Discussion and Conclusion
As the present study reveals, most people alter their handwriting to accommodate spatial restrictions. This supports the contentions and assumptions of authorities in the forensic document examination discipline. In addition, the present study indicates that reflex of avoidance in handwriting occurs not only in attempts to deceive or inconspicuously insert handwritten entries, as in the grade change exercise, but also in normal insertions where there is no intention to deceive.

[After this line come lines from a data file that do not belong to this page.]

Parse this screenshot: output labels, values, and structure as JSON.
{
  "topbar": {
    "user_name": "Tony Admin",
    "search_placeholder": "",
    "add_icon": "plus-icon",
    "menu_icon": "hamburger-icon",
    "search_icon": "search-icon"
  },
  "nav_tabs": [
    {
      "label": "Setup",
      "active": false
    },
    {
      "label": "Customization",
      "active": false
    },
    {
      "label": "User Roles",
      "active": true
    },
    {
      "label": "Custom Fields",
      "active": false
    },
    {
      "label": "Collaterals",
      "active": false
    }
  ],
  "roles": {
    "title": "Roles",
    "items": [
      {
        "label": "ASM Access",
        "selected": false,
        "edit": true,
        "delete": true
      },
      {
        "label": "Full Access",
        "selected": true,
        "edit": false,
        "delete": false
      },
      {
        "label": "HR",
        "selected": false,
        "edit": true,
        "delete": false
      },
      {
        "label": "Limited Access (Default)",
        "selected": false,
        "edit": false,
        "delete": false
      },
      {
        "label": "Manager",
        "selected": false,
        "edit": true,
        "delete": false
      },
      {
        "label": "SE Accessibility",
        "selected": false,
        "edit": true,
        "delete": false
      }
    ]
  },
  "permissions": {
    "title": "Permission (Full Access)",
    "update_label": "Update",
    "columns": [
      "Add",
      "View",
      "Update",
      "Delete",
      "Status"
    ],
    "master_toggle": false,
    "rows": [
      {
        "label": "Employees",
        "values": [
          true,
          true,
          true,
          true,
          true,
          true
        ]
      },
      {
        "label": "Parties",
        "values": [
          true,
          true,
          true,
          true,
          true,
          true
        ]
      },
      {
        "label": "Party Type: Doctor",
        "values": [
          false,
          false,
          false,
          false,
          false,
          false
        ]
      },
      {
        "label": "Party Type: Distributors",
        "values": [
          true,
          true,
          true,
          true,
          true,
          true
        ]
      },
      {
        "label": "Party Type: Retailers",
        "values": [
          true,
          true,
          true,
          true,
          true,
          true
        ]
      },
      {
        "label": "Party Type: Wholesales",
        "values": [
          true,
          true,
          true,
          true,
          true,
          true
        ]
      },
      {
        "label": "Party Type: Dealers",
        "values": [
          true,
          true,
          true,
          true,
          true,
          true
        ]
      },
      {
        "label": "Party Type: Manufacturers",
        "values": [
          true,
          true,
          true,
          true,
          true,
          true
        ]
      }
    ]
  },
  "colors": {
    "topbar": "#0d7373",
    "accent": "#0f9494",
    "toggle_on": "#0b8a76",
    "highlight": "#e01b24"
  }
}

Reflex of avoidance is, however, more apparent in efforts to make the handwritten entry un-noticeable.
Reflex of avoidance is identified when compression (vertical and/or horizontal) occurs in a handwritten entry. Horizontal compression is most apparent in writing on short lines, while vertical compression is most apparent in writings within boxes or between lines. Reflex of avoidance is also common with insertions between handwriting already present.
The writer typically tries not to write over existing lines. It is not known why most people depict this characteristic. It may be associated with early education wherein a person is rewarded for coloring within the lines in Kindergarten. Additionally, it is unknown why females are more prone to reflex of avoidance than males. Again, it may be an early educational or cultural condition wherein females’ handwriting tends to be neater than males. Males, however, displayed more skill at attempting to deceive with insertions and inconspicuous changes in their handwritten entries than females.

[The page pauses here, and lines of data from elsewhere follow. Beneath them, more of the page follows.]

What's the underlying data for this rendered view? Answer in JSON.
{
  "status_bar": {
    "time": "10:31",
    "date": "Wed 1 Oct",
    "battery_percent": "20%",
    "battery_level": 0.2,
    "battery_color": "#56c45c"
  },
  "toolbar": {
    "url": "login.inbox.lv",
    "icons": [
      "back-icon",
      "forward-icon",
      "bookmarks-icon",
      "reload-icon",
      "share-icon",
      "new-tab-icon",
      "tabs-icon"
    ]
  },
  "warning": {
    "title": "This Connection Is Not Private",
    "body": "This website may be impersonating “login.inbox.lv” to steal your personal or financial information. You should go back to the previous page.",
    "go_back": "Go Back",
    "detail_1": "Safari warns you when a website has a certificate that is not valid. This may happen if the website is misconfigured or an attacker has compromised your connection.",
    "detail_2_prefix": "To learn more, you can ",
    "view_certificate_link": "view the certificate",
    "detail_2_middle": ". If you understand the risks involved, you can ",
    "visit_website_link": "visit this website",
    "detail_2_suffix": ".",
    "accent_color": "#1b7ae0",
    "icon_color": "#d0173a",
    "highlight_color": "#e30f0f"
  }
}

The current study revealed that the extrinsic factor identified as reflex of avoidance typically distorts the handwriting of an individual. Letter formations and proportional spacings, however, are not significantly altered. Certain letter formations, particularly the ascending and descending strokes, may be altered to avoid crossing over existing lines. Also, baseline adherence is typically altered to avoid writing over existing lines which may affect the line quality of the handwritten entries.

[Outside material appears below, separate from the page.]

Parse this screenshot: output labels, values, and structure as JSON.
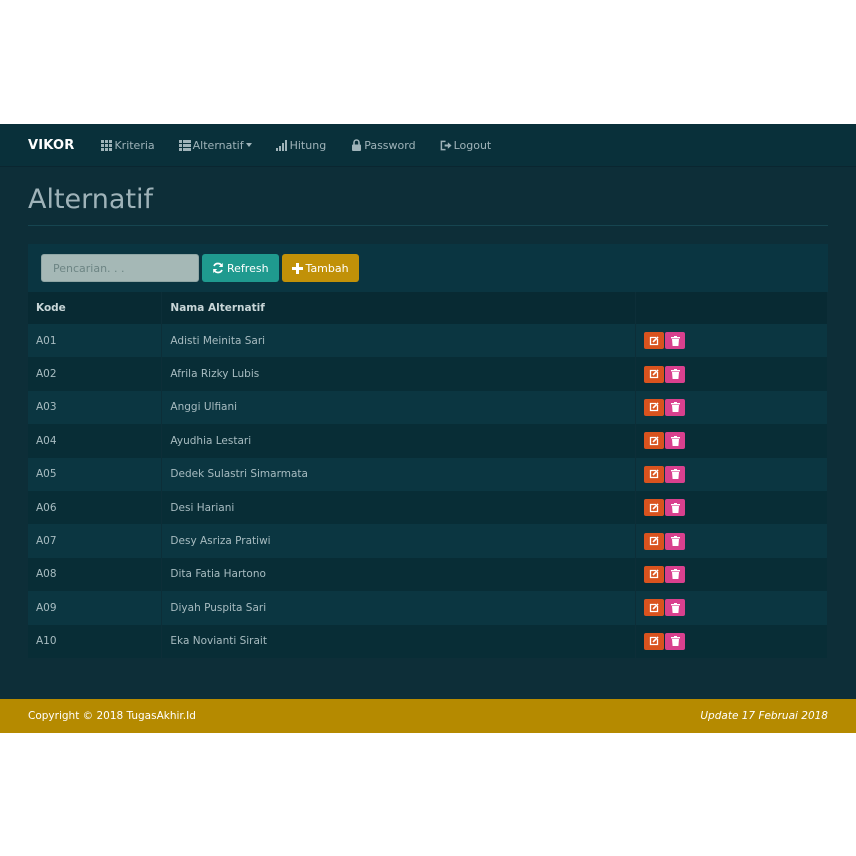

While reflex of avoidance generally does not distort the handwriting to the point document examiners could not render proper identification, it may prove useful for document examiners to have exemplars written in the same manner for comparison purposes. This is especially true for questioned signatures written within box restrictions or in limited spatial substrates such as check endorsements. And, with the increasing use of signatures created on digital tablets, the document examiner may benefit from knowing the size of the writing area on the tablet itself . While this study did not address digital signatures on limited space, it would stand to reason that reflex of avoidance would also occur in a digital format. This may be an area for future study.